Somebody tell them…Dickens’ London was not a utopia

Jane Cunningham, a Rethuglican (of course), has sponsored a bill in the Missouri congress that will disillusion you a little further today. Behold, SB 222!

This act modifies the child labor laws. It eliminates the prohibition on employment of children under age fourteen. Restrictions on the number of hours and restrictions on when a child may work during the day are also removed. It also repeals the requirement that a child ages fourteen or fifteen obtain a work certificate or work permit in order to be employed. Children under sixteen will also be allowed to work in any capacity in a motel, resort or hotel where sleeping accommodations are furnished. It also removes the authority of the director of the Division of Labor Standards to inspect employers who employ children and to require them to keep certain records for children they employ. It also repeals the presumption that the presence of a child in a workplace is evidence of employment.

OK, that’s enough. I’m not reading any more email this morning. Instead, I think I’ll zip down to the liquor store and pick up a gallon jug of rum and curl up in a corner, weeping.

Damn, no. We’re in the middle of a storm with 35-50 mph winds howling outside. I guess I’m just going to have to face this universe sober.

Markey is a hero, Rethuglicans are morons

Lately, I’ve completely given up on giving any credit to the Rethuglican party at all — where once I could have grudgingly admitted that perhaps some conservative policies were sensible, the current party is no longer conservative, but simply insane. As an example, I give you The Energy Tax Prevention Act of 2011, a Republican-sponsored, Republican-promoted exercise in outright science denial blessed by Koch Industries.

To amend the Clean Air Act to prohibit the Administrator of the Environmental Protection Agency from promulgating any regulation concerning, taking action relating to, or taking into consideration the emission of a greenhouse gas due to concerns regarding possible climate change, and for other purposes.

It simply blatantly redefines “pollutant” to exclude carbon dioxide, methane, nitrous oxide, sulfur hexafluoride, hydrofluorocarbons, perfluorocarbons, and any other substance that science might discover contributes to climate change, and says the EPA cannot regulate them. As you might guess, the oil and coal companies, as well as agribusiness, are drooling over the prospect of gutting the EPA.

The hearings on this bill have been a series of scientists testifying to the lunacy of it all, with Rethuglican ignoramuses responding with canards and stupidities. One guy did stand up for reason, Representative Ed Markey, a Democrat from Massachussetts.

Mr. Chairman, I rise in opposition to a bill that overturns the scientific finding that pollution is harming our people and our planet.

However, I won’t physically rise, because I’m worried that Republicans will overturn the law of gravity, sending us floating about the room.

I won’t call for the sunlight of additional hearings, for fear that Republicans might excommunicate the finding that the Earth revolves around the sun.

Instead, I’ll embody Newton’s third law of motion and be an equal and opposing force against this attack on science and on laws that will reduce America’s importation of foreign oil.

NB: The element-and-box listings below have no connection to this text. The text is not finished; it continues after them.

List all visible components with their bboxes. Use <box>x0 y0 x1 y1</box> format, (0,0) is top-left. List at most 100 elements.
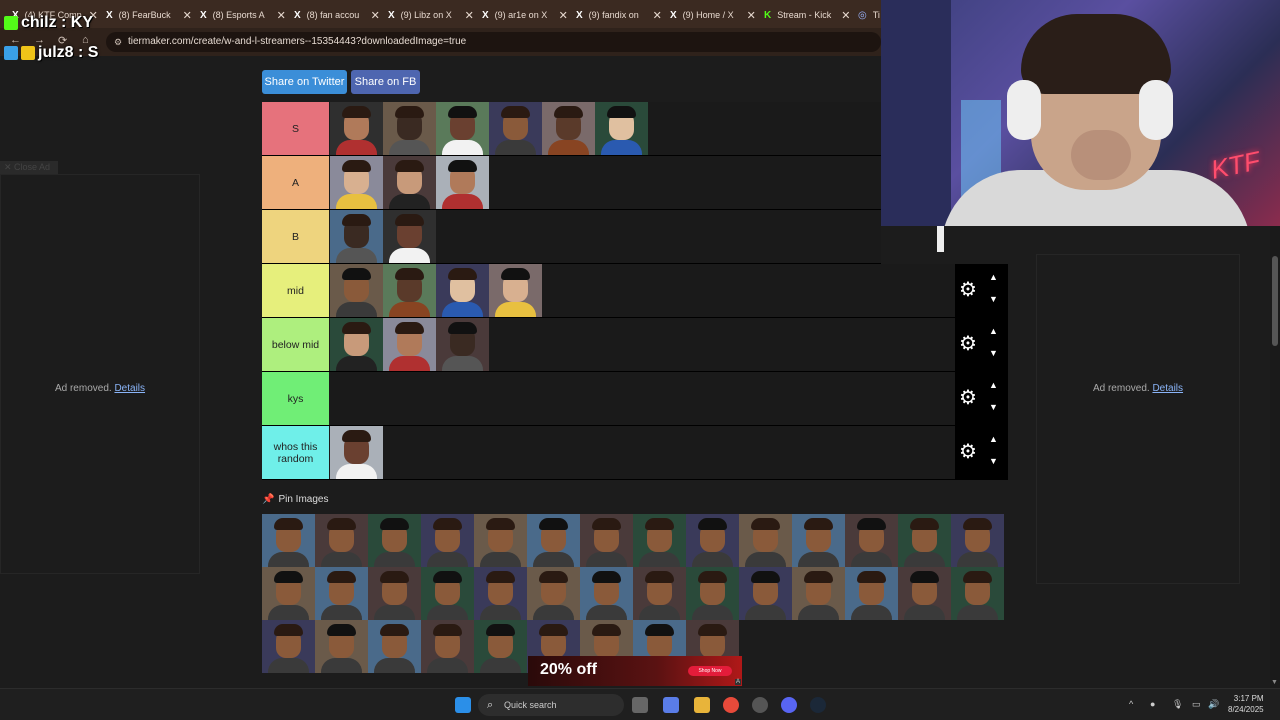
pin-image[interactable] <box>898 567 951 620</box>
tier-item-image[interactable] <box>489 102 542 155</box>
browser-tab[interactable]: X (9) ar1e on X ✕ <box>482 4 574 26</box>
move-tier-up-icon[interactable]: ▲ <box>989 380 998 390</box>
pin-image[interactable] <box>792 567 845 620</box>
tier-label[interactable]: whos this random <box>262 426 329 479</box>
share-twitter-button[interactable]: Share on Twitter <box>262 70 347 94</box>
close-tab-icon[interactable]: ✕ <box>183 9 192 22</box>
close-tab-icon[interactable]: ✕ <box>371 9 380 22</box>
tier-item-image[interactable] <box>383 156 436 209</box>
site-info-icon[interactable]: ⚙ <box>114 32 122 52</box>
pin-image[interactable] <box>633 514 686 567</box>
browser-tab[interactable]: X (9) Libz on X ✕ <box>388 4 480 26</box>
pin-image[interactable] <box>951 567 1004 620</box>
browser-tab[interactable]: X (9) fandix on ✕ <box>576 4 668 26</box>
tier-label[interactable]: below mid <box>262 318 329 371</box>
chrome-icon[interactable] <box>723 697 739 713</box>
close-tab-icon[interactable]: ✕ <box>841 9 850 22</box>
ad-details-link[interactable]: Details <box>114 383 145 394</box>
pin-image[interactable] <box>368 620 421 673</box>
pin-image[interactable] <box>474 514 527 567</box>
pin-image[interactable] <box>421 514 474 567</box>
pin-image[interactable] <box>527 514 580 567</box>
pin-image[interactable] <box>421 567 474 620</box>
close-tab-icon[interactable]: ✕ <box>653 9 662 22</box>
file-explorer-icon[interactable] <box>694 697 710 713</box>
tier-item-image[interactable] <box>595 102 648 155</box>
pin-image[interactable] <box>792 514 845 567</box>
move-tier-up-icon[interactable]: ▲ <box>989 434 998 444</box>
scroll-down-icon[interactable]: ▼ <box>1271 679 1278 686</box>
system-clock[interactable]: 3:17 PM 8/24/2025 <box>1228 693 1264 715</box>
tier-item-image[interactable] <box>436 264 489 317</box>
pin-image[interactable] <box>474 567 527 620</box>
taskbar-search[interactable]: ⌕ Quick search <box>478 694 624 716</box>
pin-image[interactable] <box>845 567 898 620</box>
tier-item-image[interactable] <box>330 156 383 209</box>
copilot-icon[interactable] <box>663 697 679 713</box>
tier-item-image[interactable] <box>383 318 436 371</box>
tier-item-image[interactable] <box>436 156 489 209</box>
pin-image[interactable] <box>686 567 739 620</box>
move-tier-down-icon[interactable]: ▼ <box>989 348 998 358</box>
browser-tab[interactable]: X (8) FearBuck ✕ <box>106 4 198 26</box>
close-tab-icon[interactable]: ✕ <box>277 9 286 22</box>
pin-image[interactable] <box>580 567 633 620</box>
tier-item-image[interactable] <box>383 210 436 263</box>
pin-image[interactable] <box>845 514 898 567</box>
tier-item-image[interactable] <box>330 264 383 317</box>
tier-label[interactable]: kys <box>262 372 329 425</box>
tray-app-icon[interactable]: ● <box>1150 699 1155 709</box>
pin-image[interactable] <box>951 514 1004 567</box>
pin-image[interactable] <box>898 514 951 567</box>
close-tab-icon[interactable]: ✕ <box>747 9 756 22</box>
ad-choices-icon[interactable]: A <box>734 679 741 685</box>
network-icon[interactable]: ▭ <box>1192 699 1201 710</box>
close-ad-button[interactable]: ✕ Close Ad <box>0 161 58 174</box>
tier-label[interactable]: B <box>262 210 329 263</box>
tray-chevron-icon[interactable]: ^ <box>1129 699 1133 709</box>
pin-image[interactable] <box>315 620 368 673</box>
pin-image[interactable] <box>633 567 686 620</box>
close-tab-icon[interactable]: ✕ <box>465 9 474 22</box>
scroll-thumb[interactable] <box>1272 256 1278 346</box>
tier-label[interactable]: mid <box>262 264 329 317</box>
tier-label[interactable]: S <box>262 102 329 155</box>
pin-image[interactable] <box>315 567 368 620</box>
close-tab-icon[interactable]: ✕ <box>559 9 568 22</box>
browser-tab[interactable]: K Stream - Kick ✕ <box>764 4 856 26</box>
tier-item-image[interactable] <box>436 102 489 155</box>
steam-icon[interactable] <box>810 697 826 713</box>
browser-tab[interactable]: X (9) Home / X ✕ <box>670 4 762 26</box>
tier-item-image[interactable] <box>330 210 383 263</box>
task-view-icon[interactable] <box>632 697 648 713</box>
tier-settings-gear-icon[interactable]: ⚙ <box>959 334 977 354</box>
tier-item-image[interactable] <box>330 426 383 479</box>
tier-settings-gear-icon[interactable]: ⚙ <box>959 442 977 462</box>
pin-image[interactable] <box>368 514 421 567</box>
browser-tab[interactable]: X (8) Esports A ✕ <box>200 4 292 26</box>
move-tier-down-icon[interactable]: ▼ <box>989 294 998 304</box>
ad-details-link[interactable]: Details <box>1152 383 1183 394</box>
pin-image[interactable] <box>421 620 474 673</box>
share-fb-button[interactable]: Share on FB <box>351 70 420 94</box>
tier-label[interactable]: A <box>262 156 329 209</box>
pin-image[interactable] <box>686 514 739 567</box>
pin-image[interactable] <box>262 620 315 673</box>
tier-item-image[interactable] <box>383 102 436 155</box>
tier-item-image[interactable] <box>489 264 542 317</box>
volume-icon[interactable]: 🔊 <box>1208 699 1219 710</box>
move-tier-up-icon[interactable]: ▲ <box>989 326 998 336</box>
move-tier-down-icon[interactable]: ▼ <box>989 456 998 466</box>
pin-image[interactable] <box>739 514 792 567</box>
browser-tab[interactable]: ◎ Ti <box>858 4 880 26</box>
url-field[interactable]: ⚙ tiermaker.com/create/w-and-l-streamers… <box>106 32 881 52</box>
pin-image[interactable] <box>262 567 315 620</box>
move-tier-up-icon[interactable]: ▲ <box>989 272 998 282</box>
microphone-icon[interactable]: 🎙 <box>1172 699 1183 710</box>
shop-now-button[interactable]: Shop Now <box>688 666 732 676</box>
pin-image[interactable] <box>474 620 527 673</box>
tier-item-image[interactable] <box>542 102 595 155</box>
tier-settings-gear-icon[interactable]: ⚙ <box>959 280 977 300</box>
start-icon[interactable] <box>455 697 471 713</box>
pin-image[interactable] <box>580 514 633 567</box>
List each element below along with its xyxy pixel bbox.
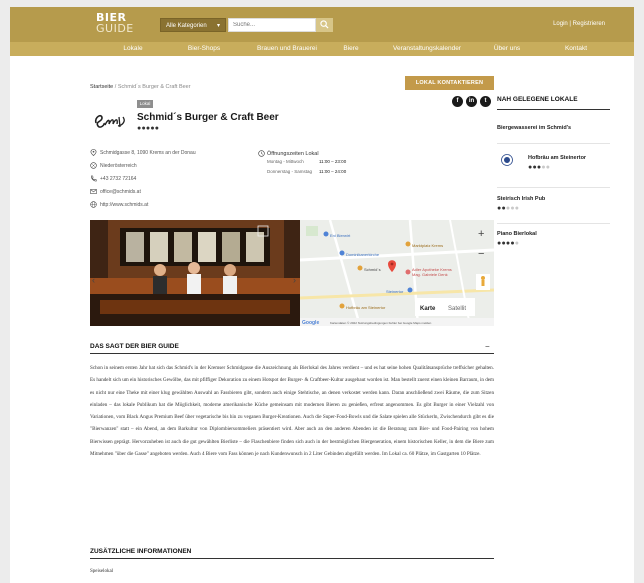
sidebar-divider <box>497 223 610 224</box>
hours-days: Montag - Mittwoch <box>267 159 304 164</box>
logo-line-2: GUIDE <box>96 22 134 35</box>
search-input[interactable] <box>228 18 316 32</box>
venue-description: Schon in seinem ersten Jahr hat sich das… <box>90 365 494 458</box>
section-divider <box>90 353 494 354</box>
breadcrumb-separator: / <box>114 84 117 90</box>
hours-time: 11:00 – 24:00 <box>319 169 347 174</box>
facebook-icon[interactable]: f <box>452 96 463 107</box>
map-label: Schmid´s <box>364 267 381 272</box>
star-icon: ● <box>545 164 551 171</box>
map-label: Marktplatz Krems <box>412 243 443 248</box>
map-zoom-out-button[interactable]: − <box>478 248 484 260</box>
venue-phone[interactable]: +43 2732 72164 <box>90 175 136 185</box>
about-section-title: DAS SAGT DER BIER GUIDE <box>90 343 179 350</box>
venue-website[interactable]: http://www.schmids.at <box>90 201 148 211</box>
page: BIER GUIDE Alle Kategorien ▾ Login | Reg… <box>10 7 634 583</box>
hours-days: Donnerstag - Samstag <box>267 169 313 174</box>
breadcrumb: Startseite / Schmid´s Burger & Craft Bee… <box>90 84 191 90</box>
venue-address: Schmidgasse 8, 1090 Krems an der Donau <box>90 149 196 159</box>
hours-time: 11:00 – 23:00 <box>319 159 347 164</box>
sidebar-divider <box>497 187 610 188</box>
twitter-icon[interactable]: t <box>480 96 491 107</box>
opening-hours-title: Öffnungszeiten Lokal <box>258 150 319 157</box>
map-label: Dominikanerkirche <box>346 252 380 257</box>
website-text: http://www.schmids.at <box>100 202 149 208</box>
login-register-link[interactable]: Login | Registrieren <box>553 21 605 27</box>
gallery-prev-arrow[interactable]: ‹ <box>92 275 95 285</box>
phone-text: +43 2732 72164 <box>100 176 137 182</box>
hofbraeu-logo <box>501 154 513 166</box>
address-text: Schmidgasse 8, 1090 Krems an der Donau <box>100 150 196 156</box>
sidebar-divider <box>497 109 610 110</box>
phone-icon <box>91 175 97 182</box>
map-view-satellite-button[interactable]: Satellit <box>448 306 466 312</box>
site-logo[interactable]: BIER GUIDE <box>96 12 136 34</box>
top-bar: BIER GUIDE Alle Kategorien ▾ Login | Reg… <box>10 7 634 42</box>
email-text: office@schmids.at <box>100 189 141 195</box>
nearby-item[interactable]: Hofbräu am Steinertor <box>528 155 586 161</box>
map-label: Mag. Gabriele Denk <box>412 272 448 277</box>
globe-icon <box>90 201 97 208</box>
map-label: Hofbräu am Steinertor <box>346 305 386 310</box>
clock-icon <box>258 150 265 157</box>
nearby-title: NAH GELEGENE LOKALE <box>497 96 578 103</box>
opening-hours-label: Öffnungszeiten Lokal <box>267 150 319 157</box>
map-attribution: Kartendaten © 2022 Nutzungsbedingungen F… <box>330 321 432 325</box>
nearby-rating: ●●●●● <box>528 164 550 172</box>
region-text: Niederösterreich <box>100 163 137 169</box>
nav-item-veranstaltungen[interactable]: Veranstaltungskalender <box>387 42 467 56</box>
photo-gallery[interactable] <box>90 220 300 326</box>
linkedin-icon[interactable]: in <box>466 96 477 107</box>
main-nav: Lokale Bier-Shops Brauen und Brauerei Bi… <box>10 42 634 56</box>
collapse-icon[interactable]: − <box>485 343 490 351</box>
breadcrumb-current: Schmid´s Burger & Craft Beer <box>117 84 191 90</box>
search-button[interactable] <box>316 18 333 32</box>
sidebar-divider <box>497 143 610 144</box>
map-label: Eni Bierwirt <box>330 233 351 238</box>
category-badge: Lokal <box>137 100 153 108</box>
venue-email[interactable]: office@schmids.at <box>90 188 141 198</box>
map-zoom-in-button[interactable]: + <box>478 228 484 240</box>
street-view-icon[interactable] <box>481 276 485 280</box>
map-label: Steinertor <box>386 289 404 294</box>
venue-logo <box>94 115 125 128</box>
map-attribution-logo: Google <box>302 320 319 326</box>
map-view-map-button[interactable]: Karte <box>420 306 436 312</box>
nav-item-biere[interactable]: Biere <box>338 42 364 56</box>
gallery-next-arrow[interactable]: › <box>293 275 296 285</box>
email-icon <box>90 189 97 195</box>
nearby-rating: ●●●●● <box>497 205 519 213</box>
map-icon <box>90 162 97 169</box>
search-icon <box>320 20 329 29</box>
nav-item-ueber-uns[interactable]: Über uns <box>490 42 524 56</box>
hours-row: Montag - Mittwoch 11:00 – 23:00 <box>267 159 346 164</box>
section-divider <box>90 558 494 559</box>
nearby-item[interactable]: Biergewasserei im Schmid's <box>497 125 571 131</box>
nav-item-brauen[interactable]: Brauen und Brauerei <box>246 42 328 56</box>
category-select-value: Alle Kategorien <box>166 23 207 29</box>
venue-region: Niederösterreich <box>90 162 137 172</box>
category-select[interactable]: Alle Kategorien ▾ <box>160 18 226 32</box>
contact-venue-button[interactable]: LOKAL KONTAKTIEREN <box>405 76 494 90</box>
extra-info-text: Speiselokal <box>90 569 114 574</box>
venue-title: Schmid´s Burger & Craft Beer <box>137 112 279 123</box>
map-canvas: Eni Bierwirt Dominikanerkirche Marktplat… <box>300 220 494 326</box>
chevron-down-icon: ▾ <box>216 23 220 29</box>
star-icon: ● <box>154 125 160 132</box>
star-icon: ● <box>514 205 520 212</box>
star-icon: ● <box>514 240 520 247</box>
nearby-item[interactable]: Piano Bierlokal <box>497 231 537 237</box>
breadcrumb-home[interactable]: Startseite <box>90 84 113 90</box>
location-pin-icon <box>90 149 97 157</box>
hours-row: Donnerstag - Samstag 11:00 – 24:00 <box>267 169 346 174</box>
location-map[interactable]: Eni Bierwirt Dominikanerkirche Marktplat… <box>300 220 494 326</box>
nav-item-kontakt[interactable]: Kontakt <box>560 42 592 56</box>
bar-photo <box>90 220 300 326</box>
nearby-item[interactable]: Steirisch Irish Pub <box>497 196 545 202</box>
nav-item-bier-shops[interactable]: Bier-Shops <box>178 42 230 56</box>
nav-item-lokale[interactable]: Lokale <box>114 42 152 56</box>
nearby-rating: ●●●●● <box>497 240 519 248</box>
extra-info-title: ZUSÄTZLICHE INFORMATIONEN <box>90 548 192 555</box>
venue-rating: ●●●●● <box>137 125 159 133</box>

This bill will live in the House while simultaneously being dead in the Senate. It will be a legislative Schrodinger’s cat killed by the quantum mechanics of the legislative process!

Arbitrary rejection of scientific fact will not cause us to rise from our seats today. But with this bill, pollution levels will rise. Oil imports will rise. Temperatures will rise.

And with that, I yield back the balance of my time. That is, unless a rejection of Einstein’s Special Theory of Relativity is somewhere in the chair’s amendment pile.

That last remark is a little bit unfortunate, since the fundagelical zealots actually do hate the theory of relativity. They really are that crazy.

My hat is off to Ed Markey, and right now, I’d like to make him president. Unfortunately, the Rethuglican chaired and dominated House energy and commerce committee subsequently proceeded to approve the bill.

Do you get that?

The Republicans have decreed that pollutants are not pollutants, therefore we can ignore them.